So what was it about the extra sunshine that could possibly explain the complete set of Leah’s painful symptoms?  This brought up the possibility of Vitamin D deficiency.  Vitamin D is supplied in plentiful quantities by ultraviolet B rays of natural sunshine (and also certain types of tanning beds), however there are only a few foods that naturally contain Vitamin D, and only in small quantities: mostly from fatty fish, eggs, or fortified milk and fruit juice.  Leah mentioned that she was on a disability pension and consequently also a very limited diet, largely constrained by the use of food stamps.  Vitamin D deficiency has been linked with fibromyalgia and chronic pain symptoms in various studies, and the facts clearly supported this as a strong possible trigger of Leah’s symptoms.

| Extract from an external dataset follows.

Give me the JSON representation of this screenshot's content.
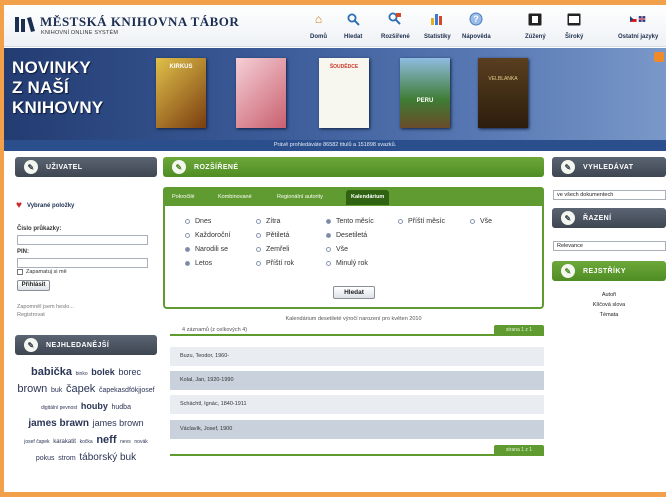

Fortunately, this would be easy to test with a quick blood test.  Ironically, her regular doctor was reluctant to test for Vitamin D deficiency for Leah, arguing that this couldn’t be the cause of all her complex symptoms over such a long history of illness.  Leah had to go to two clinics before she found one willing to run the test, and sure enough it immediately showed a significant deficiency.  Leah began taking Vitamin D supplements, and even though it was not always easy for her to get outside because of her agoraphobia, she tried to get outside for daily sleeveless walks in the sunshine every day.

In the two months since conducting our analysis, Leah reports that her symptoms have done a complete 180° turn.  She has only felt the need to take one pain pill, and has completely stopped taking the 2-3 daily anti-depressants that was a regular staple of her treatment program.  She is happy, upbeat, and feeling stronger and healthier every day.  (Watch for a video interview with Leah discussing her surprising and rapid turnaround on our YouTube channel in the coming weeks!)

If you have a similar health case or situation that you’d like to share with our readers, or additional insights from your own experience with fibromyalgia, please add your thoughts in the comment thread below.  If you believe that you might benefit from a review of your own health problem with a view to identifying the underlying cause and finding a drug-free cure, download the free problem analysis worksheets at pinpointdiagnostics.net.  A free sample of the book Be Your Own Health Detective can be downloaded via the link in the sidebar to the right, which provides additional success stories using the diagnostic technique outlined in this article.

Live long and live naturally!

Reid Jenner

Comments

  1. Alannah saunders

    Oh my god I live in oregon and am used to the sunshine of southern California I noticed my interstitial cystitis progressed where it didn’t bother me so much before could it be so simple as lack of vit d mine is in the (low) normal range and I have to supplement and it’s still not enough I know the lack of it is making my body very upset!!

    1. Alannah,

      This clinical study shows a strong connection between women who have pelvic floor dysfunction and vitamin D deficiency:

      http://journals.lww.com/greenjournal/Fulltext/2010/04000/Vitamin_D_and_Pelvic_Floor_Disorders_in_Women_.19.aspx

      It might be worthwhile investigating tanning beds as an option to ensure you’re getting enough UVB, or make sure you get out in the sunlight whenever it appears in your part of Oregon (sleeveless if possible to maximize absorption).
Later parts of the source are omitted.